Bonomo's vanished treat is posted on the "Boy They Were Good, But ..." page of Chapin's Internet site, where she lists foods that are not available. For customers still searching for Grape Tang or Marathon bars, she says, "at least I can tell them why they can't get it." The page gets as many hits as anything else on the Web site.

For a niche business such as Hometown Favorites, the Internet is the perfect marketing medium. "I couldn't do this business without the Internet," Chapin says. She had orders the day after going on the Internet and, in the two years since then, her orders have increased every month.

Her online sales have been so strong that the "cottage" business she envisioned has outgrown her substantially-larger-than-cottage-size house.

She now needs warehouse space. And she hires part-time help to pack the boxes. In five years, she expects Hometown Favorites to be a million-dollar business. "If I could keep up with this" - she points to the stacks of orders waiting to be filled - "this would be a million-dollar business right now."

Word of Hometown Favorites has spread to some unlikely corners. Take the request for Beeman's gum, for example.

Before leaving on his history-making Earth orbit in 1962, astronaut John Glenn tried to reassure his wife by telling her to imagine him merely stepping out to buy a pack of gum. Again, as he prepared for his space shuttle trip 36 years later, he told his wife to remember that he was only going out for that pack of gum.

Glenn's brand was Beeman's, and on his return to Earth, his hometown in Ohio planned to surprise him with a pack of the gum he always seemed to forget.

But by 1998, Beeman's gum had vanished from the corner store (which had vanished, too). Hometown Favorites came to the rescue, and Glenn was finally able to tell his wife he had the gum he went out for.

Providing candy for 40th- and 50th-birthday parties makes up a large segment of Chapin's business. She says baby-boomer parents "call and say, 'I want to show my children what I grew up with.'" One item they grew up with has fallen into extreme disrepute - candy cigarettes. These are one of Chapin's biggest sellers. One chocolate variety comes in a realistically printed box, wrapped in cellophane and foil. The bubble gum variety produces a puff of simulated smoke (powdered sugar) when you blow into it.

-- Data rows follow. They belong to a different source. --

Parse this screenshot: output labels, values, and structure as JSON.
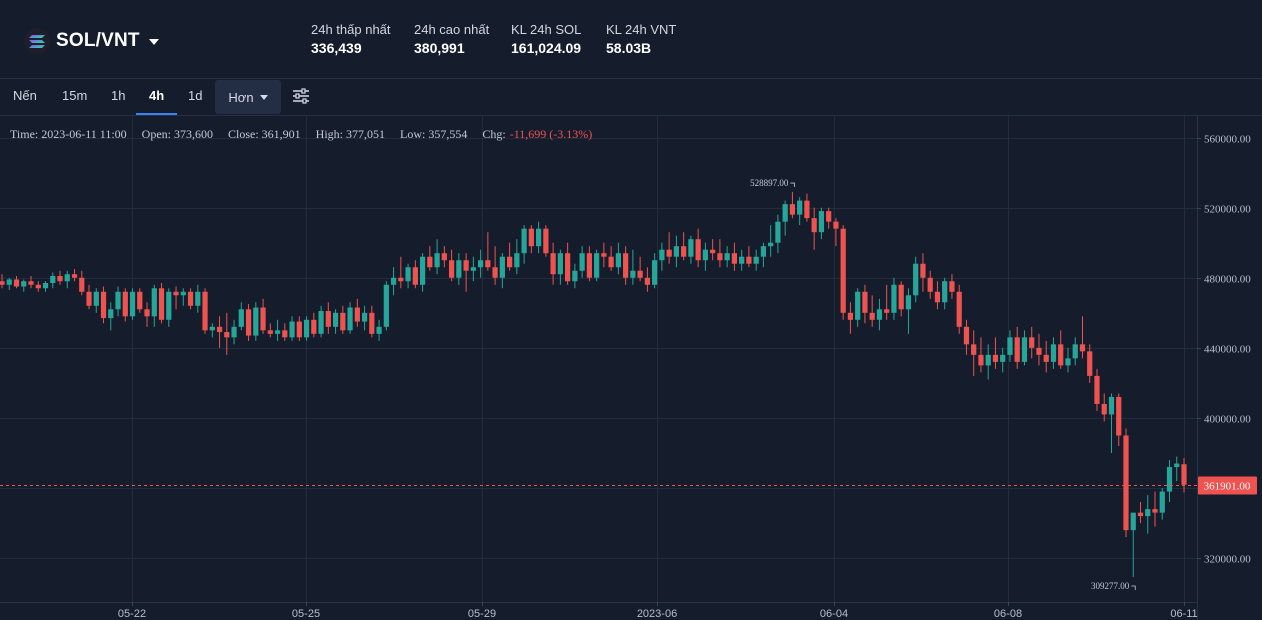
{
  "pair": {
    "symbol": "SOL/VNT",
    "icon": "solana-icon"
  },
  "stats": [
    {
      "label": "24h thấp nhất",
      "value": "336,439"
    },
    {
      "label": "24h cao nhất",
      "value": "380,991"
    },
    {
      "label": "KL 24h SOL",
      "value": "161,024.09"
    },
    {
      "label": "KL 24h VNT",
      "value": "58.03B"
    }
  ],
  "toolbar": {
    "items": [
      "Nến",
      "15m",
      "1h",
      "4h",
      "1d"
    ],
    "active": "4h",
    "more_label": "Hơn",
    "settings_icon": "sliders-icon"
  },
  "legend": {
    "time": "Time: 2023-06-11 11:00",
    "open": "Open: 373,600",
    "close": "Close: 361,901",
    "high": "High: 377,051",
    "low": "Low: 357,554",
    "chg_label": "Chg:",
    "chg_value": "-11,699 (-3.13%)"
  },
  "colors": {
    "up": "#26a69a",
    "down": "#ef5350",
    "background": "#151c2c",
    "grid": "#222c3d",
    "accent": "#3b82f6"
  },
  "chart_data": {
    "type": "candlestick",
    "ylim": [
      295000,
      570000
    ],
    "y_ticks": [
      "560000.00",
      "520000.00",
      "480000.00",
      "440000.00",
      "400000.00",
      "360000.00",
      "320000.00"
    ],
    "y_tick_values": [
      560000,
      520000,
      480000,
      440000,
      400000,
      360000,
      320000
    ],
    "x_ticks": [
      "05-22",
      "05-25",
      "05-29",
      "2023-06",
      "06-04",
      "06-08",
      "06-11"
    ],
    "current_price_label": "361901.00",
    "current_price": 361901,
    "max_annotation": {
      "label": "528897.00",
      "value": 528897
    },
    "min_annotation": {
      "label": "309277.00",
      "value": 309277
    },
    "candles_ohlc": [
      [
        478000,
        482000,
        474000,
        476000
      ],
      [
        476000,
        480000,
        473000,
        479000
      ],
      [
        479000,
        481000,
        474000,
        475000
      ],
      [
        475000,
        479000,
        472000,
        478000
      ],
      [
        478000,
        481000,
        474000,
        476000
      ],
      [
        476000,
        478000,
        472000,
        474000
      ],
      [
        474000,
        478000,
        472000,
        477000
      ],
      [
        477000,
        483000,
        474000,
        481000
      ],
      [
        481000,
        484000,
        476000,
        478000
      ],
      [
        478000,
        484000,
        474000,
        482000
      ],
      [
        482000,
        485000,
        478000,
        480000
      ],
      [
        480000,
        484000,
        470000,
        472000
      ],
      [
        472000,
        476000,
        462000,
        464000
      ],
      [
        464000,
        474000,
        460000,
        472000
      ],
      [
        472000,
        475000,
        454000,
        457000
      ],
      [
        457000,
        466000,
        450000,
        462000
      ],
      [
        462000,
        475000,
        458000,
        472000
      ],
      [
        472000,
        474000,
        455000,
        458000
      ],
      [
        458000,
        474000,
        456000,
        472000
      ],
      [
        472000,
        474000,
        460000,
        462000
      ],
      [
        462000,
        466000,
        452000,
        458000
      ],
      [
        458000,
        476000,
        452000,
        474000
      ],
      [
        474000,
        477000,
        454000,
        456000
      ],
      [
        456000,
        474000,
        452000,
        472000
      ],
      [
        472000,
        475000,
        462000,
        470000
      ],
      [
        470000,
        474000,
        464000,
        472000
      ],
      [
        472000,
        474000,
        462000,
        464000
      ],
      [
        464000,
        476000,
        460000,
        472000
      ],
      [
        472000,
        474000,
        448000,
        450000
      ],
      [
        450000,
        454000,
        446000,
        452000
      ],
      [
        452000,
        458000,
        440000,
        449000
      ],
      [
        449000,
        460000,
        436000,
        446000
      ],
      [
        446000,
        456000,
        442000,
        452000
      ],
      [
        452000,
        466000,
        450000,
        462000
      ],
      [
        462000,
        465000,
        444000,
        447000
      ],
      [
        447000,
        466000,
        444000,
        463000
      ],
      [
        463000,
        468000,
        448000,
        450000
      ],
      [
        450000,
        454000,
        446000,
        448000
      ],
      [
        448000,
        456000,
        444000,
        450000
      ],
      [
        450000,
        454000,
        444000,
        446000
      ],
      [
        446000,
        458000,
        444000,
        455000
      ],
      [
        455000,
        458000,
        444000,
        446000
      ],
      [
        446000,
        458000,
        444000,
        456000
      ],
      [
        456000,
        460000,
        446000,
        448000
      ],
      [
        448000,
        464000,
        446000,
        461000
      ],
      [
        461000,
        466000,
        448000,
        452000
      ],
      [
        452000,
        462000,
        448000,
        460000
      ],
      [
        460000,
        464000,
        448000,
        450000
      ],
      [
        450000,
        466000,
        448000,
        463000
      ],
      [
        463000,
        468000,
        452000,
        455000
      ],
      [
        455000,
        464000,
        450000,
        460000
      ],
      [
        460000,
        464000,
        446000,
        448000
      ],
      [
        448000,
        456000,
        444000,
        452000
      ],
      [
        452000,
        478000,
        450000,
        476000
      ],
      [
        476000,
        486000,
        470000,
        480000
      ],
      [
        480000,
        492000,
        474000,
        478000
      ],
      [
        478000,
        488000,
        474000,
        486000
      ],
      [
        486000,
        490000,
        474000,
        476000
      ],
      [
        476000,
        494000,
        472000,
        492000
      ],
      [
        492000,
        498000,
        484000,
        486000
      ],
      [
        486000,
        502000,
        482000,
        494000
      ],
      [
        494000,
        498000,
        486000,
        490000
      ],
      [
        490000,
        496000,
        478000,
        480000
      ],
      [
        480000,
        494000,
        476000,
        490000
      ],
      [
        490000,
        494000,
        472000,
        484000
      ],
      [
        484000,
        492000,
        478000,
        486000
      ],
      [
        486000,
        496000,
        480000,
        490000
      ],
      [
        490000,
        506000,
        484000,
        486000
      ],
      [
        486000,
        498000,
        476000,
        480000
      ],
      [
        480000,
        494000,
        474000,
        492000
      ],
      [
        492000,
        500000,
        484000,
        486000
      ],
      [
        486000,
        502000,
        482000,
        494000
      ],
      [
        494000,
        510000,
        488000,
        508000
      ],
      [
        508000,
        510000,
        494000,
        498000
      ],
      [
        498000,
        512000,
        494000,
        508000
      ],
      [
        508000,
        510000,
        492000,
        494000
      ],
      [
        494000,
        500000,
        476000,
        482000
      ],
      [
        482000,
        496000,
        476000,
        494000
      ],
      [
        494000,
        500000,
        476000,
        478000
      ],
      [
        478000,
        488000,
        474000,
        484000
      ],
      [
        484000,
        498000,
        480000,
        494000
      ],
      [
        494000,
        498000,
        478000,
        480000
      ],
      [
        480000,
        496000,
        478000,
        494000
      ],
      [
        494000,
        500000,
        486000,
        492000
      ],
      [
        492000,
        498000,
        484000,
        486000
      ],
      [
        486000,
        500000,
        482000,
        494000
      ],
      [
        494000,
        498000,
        476000,
        480000
      ],
      [
        480000,
        496000,
        476000,
        484000
      ],
      [
        484000,
        492000,
        478000,
        480000
      ],
      [
        480000,
        486000,
        472000,
        476000
      ],
      [
        476000,
        494000,
        474000,
        490000
      ],
      [
        490000,
        500000,
        484000,
        496000
      ],
      [
        496000,
        506000,
        488000,
        492000
      ],
      [
        492000,
        504000,
        486000,
        498000
      ],
      [
        498000,
        506000,
        490000,
        492000
      ],
      [
        492000,
        504000,
        488000,
        502000
      ],
      [
        502000,
        508000,
        486000,
        490000
      ],
      [
        490000,
        500000,
        484000,
        496000
      ],
      [
        496000,
        502000,
        490000,
        494000
      ],
      [
        494000,
        502000,
        486000,
        490000
      ],
      [
        490000,
        498000,
        486000,
        494000
      ],
      [
        494000,
        500000,
        484000,
        488000
      ],
      [
        488000,
        496000,
        484000,
        492000
      ],
      [
        492000,
        498000,
        486000,
        488000
      ],
      [
        488000,
        496000,
        484000,
        492000
      ],
      [
        492000,
        500000,
        486000,
        498000
      ],
      [
        498000,
        510000,
        492000,
        500000
      ],
      [
        500000,
        516000,
        494000,
        512000
      ],
      [
        512000,
        524000,
        504000,
        522000
      ],
      [
        522000,
        529000,
        514000,
        516000
      ],
      [
        516000,
        526000,
        510000,
        524000
      ],
      [
        524000,
        528000,
        512000,
        514000
      ],
      [
        514000,
        520000,
        496000,
        506000
      ],
      [
        506000,
        520000,
        502000,
        518000
      ],
      [
        518000,
        520000,
        508000,
        512000
      ],
      [
        512000,
        514000,
        498000,
        508000
      ],
      [
        508000,
        510000,
        456000,
        460000
      ],
      [
        460000,
        466000,
        448000,
        456000
      ],
      [
        456000,
        474000,
        452000,
        472000
      ],
      [
        472000,
        476000,
        454000,
        460000
      ],
      [
        460000,
        470000,
        452000,
        456000
      ],
      [
        456000,
        468000,
        450000,
        462000
      ],
      [
        462000,
        476000,
        456000,
        460000
      ],
      [
        460000,
        480000,
        456000,
        476000
      ],
      [
        476000,
        478000,
        458000,
        462000
      ],
      [
        462000,
        474000,
        448000,
        470000
      ],
      [
        470000,
        492000,
        466000,
        488000
      ],
      [
        488000,
        494000,
        472000,
        480000
      ],
      [
        480000,
        484000,
        468000,
        472000
      ],
      [
        472000,
        478000,
        462000,
        466000
      ],
      [
        466000,
        480000,
        462000,
        478000
      ],
      [
        478000,
        482000,
        468000,
        472000
      ],
      [
        472000,
        476000,
        448000,
        452000
      ],
      [
        452000,
        456000,
        436000,
        442000
      ],
      [
        442000,
        450000,
        424000,
        436000
      ],
      [
        436000,
        446000,
        426000,
        430000
      ],
      [
        430000,
        442000,
        422000,
        436000
      ],
      [
        436000,
        446000,
        428000,
        432000
      ],
      [
        432000,
        440000,
        426000,
        436000
      ],
      [
        436000,
        450000,
        432000,
        446000
      ],
      [
        446000,
        452000,
        428000,
        432000
      ],
      [
        432000,
        450000,
        430000,
        446000
      ],
      [
        446000,
        452000,
        434000,
        440000
      ],
      [
        440000,
        448000,
        430000,
        436000
      ],
      [
        436000,
        444000,
        426000,
        432000
      ],
      [
        432000,
        446000,
        428000,
        442000
      ],
      [
        442000,
        450000,
        428000,
        430000
      ],
      [
        430000,
        440000,
        426000,
        434000
      ],
      [
        434000,
        446000,
        430000,
        442000
      ],
      [
        442000,
        458000,
        434000,
        438000
      ],
      [
        438000,
        442000,
        420000,
        424000
      ],
      [
        424000,
        428000,
        404000,
        408000
      ],
      [
        408000,
        414000,
        398000,
        402000
      ],
      [
        402000,
        414000,
        380000,
        412000
      ],
      [
        412000,
        414000,
        384000,
        390000
      ],
      [
        390000,
        394000,
        332000,
        336000
      ],
      [
        336000,
        342000,
        309277,
        346000
      ],
      [
        346000,
        352000,
        340000,
        344000
      ],
      [
        344000,
        356000,
        334000,
        348000
      ],
      [
        348000,
        358000,
        338000,
        346000
      ],
      [
        346000,
        360000,
        342000,
        358000
      ],
      [
        358000,
        376000,
        352000,
        372000
      ],
      [
        372000,
        378000,
        364000,
        374000
      ],
      [
        373600,
        377051,
        357554,
        361901
      ]
    ]
  }
}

Chapin does not believe that candy cigarettes promote tobacco smoking in children. Her orders come from adults, she points out. In addition, "I have had people give candy cigarettes to people who are trying to quit smoking. They use them as a placebo."

Customers have also used her products to bridge the generation gap.

Condon's mother, in a nursing home, expressed a yen for what she called Danish pudding. Condon remembered the pudding, but none of the stores she checked carried it. She turned to the Internet and found Junket Danish Dessert on Chapin's Web site.

Condon made the pudding and took it to her mother, who was "real pleased." Condon now ships boxes of the Junket Dessert to her mother's friends back in Chicago who don't use computers.

Other purchases from Hometown Favorites, such as Kluski Noodles, have helped initiate conversations with her mother, who sometimes remembers the past better than the present.

"I'm glad they're out there," says Condon. "They've been a godsend for me with my mother. It's like a trip down memory lane."

Chapin's detective work continues. She is tracking a baby-boomer passion called Flavor Straws, paper drinking straws that flavored the milk sucked through them. "Right now they're in limbo," she says. Not until she is positive that Flavor Straws are no longer produced will they join the graveyard on the "Boy They Were Good, But ..." page.

The payoff for her detective work comes when Chapin hears from her customers. "That's the whole fun of the business," she says, "to see how excited people are to get my things."